6 years old - exchanged a 50$ handmade bullet keychain (souvenir from Norfolk visit) for a dirt cheap, dulled to oblivion folding knife. Wanted to have a knife more than a great keychain I could still be holding onto. Lost the folding after awhile - by then considered an existential failure.
What happened in between wouldn't be important for this specific journey...

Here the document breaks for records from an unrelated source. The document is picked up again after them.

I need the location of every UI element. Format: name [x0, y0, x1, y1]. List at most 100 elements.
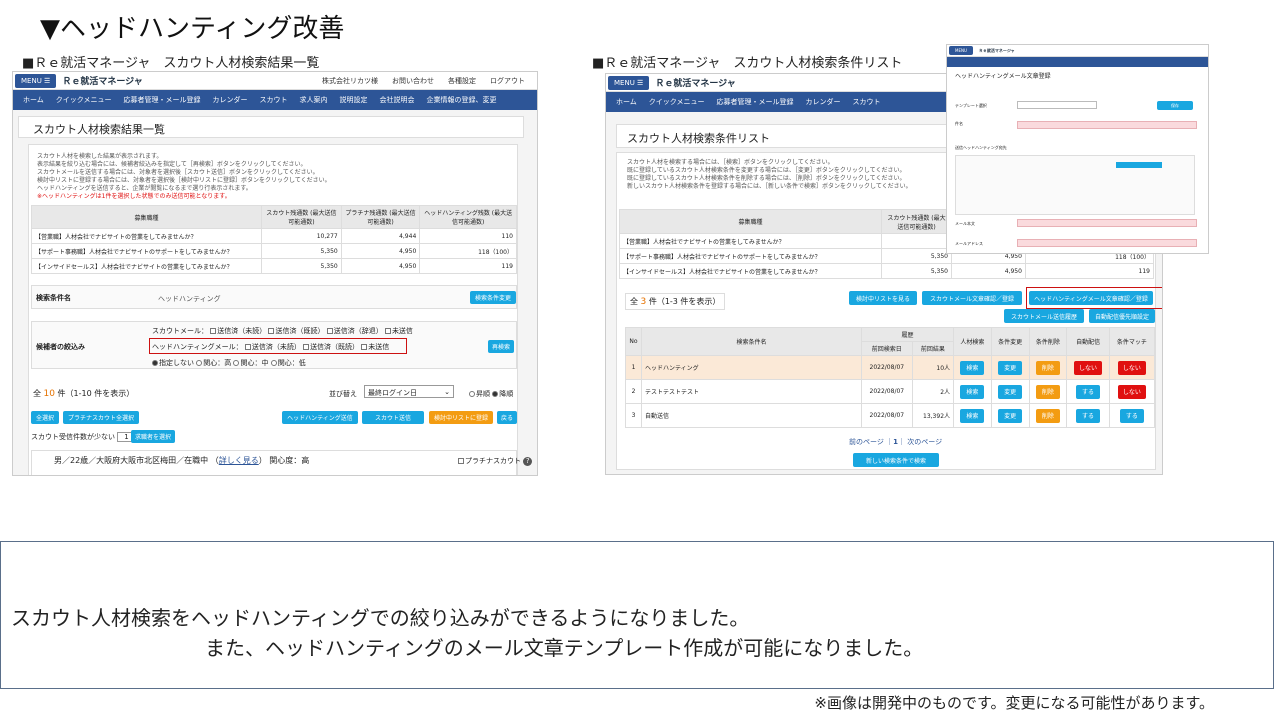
nav-quick[interactable]: クイックメニュー [56, 95, 112, 105]
nav-quick[interactable]: クイックメニュー [649, 97, 705, 107]
nav-seminar[interactable]: 会社説明会 [380, 95, 415, 105]
pager-prev[interactable]: 前のページ [849, 438, 884, 446]
table-row: 【サポート事務職】人材会社でナビサイトのサポートをしてみませんか？ 5,350 … [31, 243, 517, 259]
nav-calendar[interactable]: カレンダー [806, 97, 841, 107]
menu-button[interactable]: MENU ☰ [15, 73, 57, 88]
address-field[interactable] [1017, 239, 1197, 247]
nav-applicants[interactable]: 応募者管理・メール登録 [717, 97, 794, 107]
nav-jobs[interactable]: 求人案内 [300, 95, 328, 105]
col-header: No [625, 327, 642, 356]
radio[interactable] [196, 360, 203, 366]
nav-settings[interactable]: 説明設定 [340, 95, 368, 105]
save-button[interactable]: 保存 [1157, 101, 1193, 110]
scout-send-button[interactable]: スカウト送信 [362, 411, 424, 424]
new-search-button[interactable]: 新しい検索条件で検索 [853, 453, 939, 467]
search-button[interactable]: 検索 [960, 408, 985, 423]
research-button[interactable]: 再検索 [488, 340, 514, 353]
hh-send-button[interactable]: ヘッドハンティング送信 [282, 411, 358, 424]
nav-home[interactable]: ホーム [23, 95, 44, 105]
pager: 前のページ ｜1｜ 次のページ [849, 438, 943, 446]
menu-button[interactable]: MENU [949, 46, 973, 55]
radio[interactable] [469, 391, 475, 397]
change-button[interactable]: 変更 [998, 360, 1023, 375]
search-button[interactable]: 検索 [960, 384, 985, 399]
menu-label: MENU [21, 76, 42, 85]
condition-change-button[interactable]: 検索条件変更 [470, 291, 516, 304]
checkbox[interactable] [384, 328, 391, 334]
settings-link[interactable]: 各種設定 [448, 76, 476, 86]
cell: 10,277 [261, 228, 342, 244]
option-label: 降順 [499, 390, 514, 398]
template-label: テンプレート選択 [955, 103, 987, 108]
chevron-down-icon: ⌄ [444, 388, 450, 396]
sort-select[interactable]: 最終ログイン日 ⌄ [364, 385, 454, 398]
cell: 2022/08/07 [861, 403, 913, 428]
insert-button[interactable] [1116, 162, 1162, 168]
match-toggle[interactable]: しない [1117, 384, 1146, 399]
radio[interactable] [233, 360, 240, 366]
review-list-button[interactable]: 検討中リストを見る [849, 291, 917, 305]
radio[interactable] [270, 360, 277, 366]
cell: 10人 [911, 355, 955, 380]
table-row: 【インサイドセールス】人材会社でナビサイトの営業をしてみませんか？ 5,350 … [31, 258, 517, 274]
company-link[interactable]: 株式会社リカツ様 [322, 76, 378, 86]
checkbox[interactable] [210, 328, 217, 334]
menu-label: MENU [614, 78, 635, 87]
checkbox[interactable] [268, 328, 275, 334]
delete-button[interactable]: 削除 [1035, 360, 1060, 375]
nav-calendar[interactable]: カレンダー [213, 95, 248, 105]
auto-toggle[interactable]: する [1076, 384, 1101, 399]
nav-scout[interactable]: スカウト [260, 95, 288, 105]
col-header: 検索条件名 [641, 327, 862, 356]
checkbox[interactable] [326, 328, 333, 334]
change-button[interactable]: 変更 [998, 384, 1023, 399]
delete-button[interactable]: 削除 [1035, 384, 1060, 399]
register-list-button[interactable]: 検討中リストに登録 [429, 411, 493, 424]
logout-link[interactable]: ログアウト [490, 76, 525, 86]
pager-next[interactable]: 次のページ [907, 438, 942, 446]
message-line-1: スカウト人材検索をヘッドハンティングでの絞り込みができるようになりました。 [11, 606, 750, 630]
left-screenshot: MENU ☰ Ｒｅ就活マネージャ 株式会社リカツ様 お問い合わせ 各種設定 ログ… [12, 71, 538, 476]
cell: 2人 [911, 379, 955, 404]
change-button[interactable]: 変更 [998, 408, 1023, 423]
radio[interactable] [152, 360, 158, 366]
app-logo: Ｒｅ就活マネージャ [655, 79, 736, 89]
col-header: 条件変更 [990, 327, 1030, 356]
scout-template-button[interactable]: スカウトメール文章確認／登録 [922, 291, 1022, 305]
menu-button[interactable]: MENU ☰ [608, 75, 650, 90]
warning-text: ※ヘッドハンティングは1件を選択した状態でのみ送信可能となります。 [37, 193, 231, 200]
checkbox[interactable] [458, 458, 464, 464]
delete-button[interactable]: 削除 [1035, 408, 1060, 423]
help-icon[interactable]: ? [523, 457, 533, 466]
contact-link[interactable]: お問い合わせ [392, 76, 434, 86]
platinum-select-all-button[interactable]: プラチナスカウト全選択 [63, 411, 139, 424]
auto-settings-button[interactable]: 自動配信優先順設定 [1089, 309, 1155, 323]
nav-company[interactable]: 企業情報の登録、変更 [427, 95, 497, 105]
result-count: 全 10 件（1-10 件を表示） [33, 388, 134, 399]
auto-toggle[interactable]: する [1076, 408, 1101, 423]
search-button[interactable]: 検索 [960, 360, 985, 375]
scout-history-button[interactable]: スカウトメール送信履歴 [1004, 309, 1084, 323]
nav-scout[interactable]: スカウト [853, 97, 881, 107]
select-candidates-button[interactable]: 求職者を選択 [131, 430, 175, 443]
radio[interactable] [492, 391, 499, 397]
match-toggle[interactable]: する [1119, 408, 1144, 423]
select-all-button[interactable]: 全選択 [31, 411, 59, 424]
col-header: 前回検索日 [861, 341, 913, 356]
body-area[interactable] [955, 155, 1195, 215]
match-toggle[interactable]: しない [1117, 360, 1146, 375]
body-field[interactable] [1017, 219, 1197, 227]
back-button[interactable]: 戻る [497, 411, 517, 424]
desc-line: スカウトメールを送信する場合には、対象者を選択後［スカウト送信］ボタンをクリック… [37, 169, 319, 176]
detail-link[interactable]: 詳しく見る [219, 456, 259, 465]
platinum-scout-toggle[interactable]: プラチナスカウト ? [458, 456, 533, 466]
auto-toggle[interactable]: しない [1074, 360, 1103, 375]
subject-field[interactable] [1017, 121, 1197, 129]
nav-home[interactable]: ホーム [616, 97, 637, 107]
nav-applicants[interactable]: 応募者管理・メール登録 [124, 95, 201, 105]
template-select[interactable] [1017, 101, 1097, 109]
col-header: スカウト残通数 (最大送信可能通数) [881, 209, 952, 234]
col-header: 自動配信 [1066, 327, 1110, 356]
count-number: 3 [640, 297, 647, 307]
option-label: 昇順 [476, 390, 490, 398]
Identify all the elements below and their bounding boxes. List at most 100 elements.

36 years old - separated for 4 years, out of a bloodsucking relationship, paying childcare, and bordering depression. Needed a break - not the pills. Went to live with my father who had recently got separated - and was getting old. He needed not to be alone too. Got to cook almost every night. I think interest in knife came before true interest in better cooking. The everyday motion with cheap knife after cheap knife, and inflicted self-cuts thereof, got me to look at proper knife skills. Which quickly led me to shopping my first good knives - AND to start paying more care for culinary skills.
Got carried on with hype and cheap prices and bought a Global G2. First encounter with KKF happened too, and for the first time my researches did not put the Global into the strats of good knives - like not at all... but I was carried on and went to buy anyway...
Also ordered a Victorinox Santoku because of a member here claiming Victorinox truly were the good guys of cheap market knives, and apart the Global Chef I had already ordered, a Santoku seemed to be the only other useful knife to me. Got the Global first, unboxed it, used it, hated it (that's over cheap Cuisinart ceramics, or SS, Chefs), thought about it, fraudulently sent it back as unboxed and got an All-Clad 12.5 fry pan instead. Got the Victorinox in the meanwhile from another online source and loved it - absolutely. It was so much later on that I realized that it wasn't such a sharp knife at all - more of a quite thin, properly made, dimpled blade that was inherently so ever slightly advantaged in some cuts - and so ever really better than any Cuisinart knife. On the first encounter, the Victo's "sharpness" and good behavior were a revelation to me. I think I never had truly believed that a knife could truly lead the cut before that moment. Folding knife regressive anxiety, ya know.......
Still needed a Gyuto, went against any type of hype whatsoever to buy the always overlooked-discredited Diplôme line of Zwilling, because I thought a Wa handle was somewhat suspicious (deciding against Miyabi Koh, and discovering in the process that the Diplômes were pretty much the Yo version of Miyabi Koh). Got both the Santoku and Gyuto. Loved both. That was much nearer of sharp than anything before - and those F-grinds had truly amazing edge retention, considering the **** I've put them through in the shittiest conditions - bamboo boards.
A f*** up in shipping made those two knives two months late - it was only in the beginning of 2020 that I got them, and meanwhile the Victo Santoku, and much time spent reading here, had already opened the door in my mind... that of a proper J-Knife. Still I made a last stand in the W department - a Victo 10" Chef. Loved it enough to waste another month not looking back on my choice to avoid handmade knives once again, although it was nowhere near equal to the Diplômes sharpness or pleasures, which kept me on the rim between not attempting anything, and plunging head first into J-knives.
Got a Misono, a Moritaka, a Takayuki, a Mazaki, a Kurosaki since... and I can feel it won't stop there, although I made some kind of a calculated regression just tonight. That is, while looking at 500$ Gyutos because my next purchase is coming soon... stronger than any will left in me to keep this journey on the budget side. This is nothing, I may have spent over 25K in PC stuff while making another 40K come in for various reasons at work, or for personal jobs. What's a 2K already spent on knvies?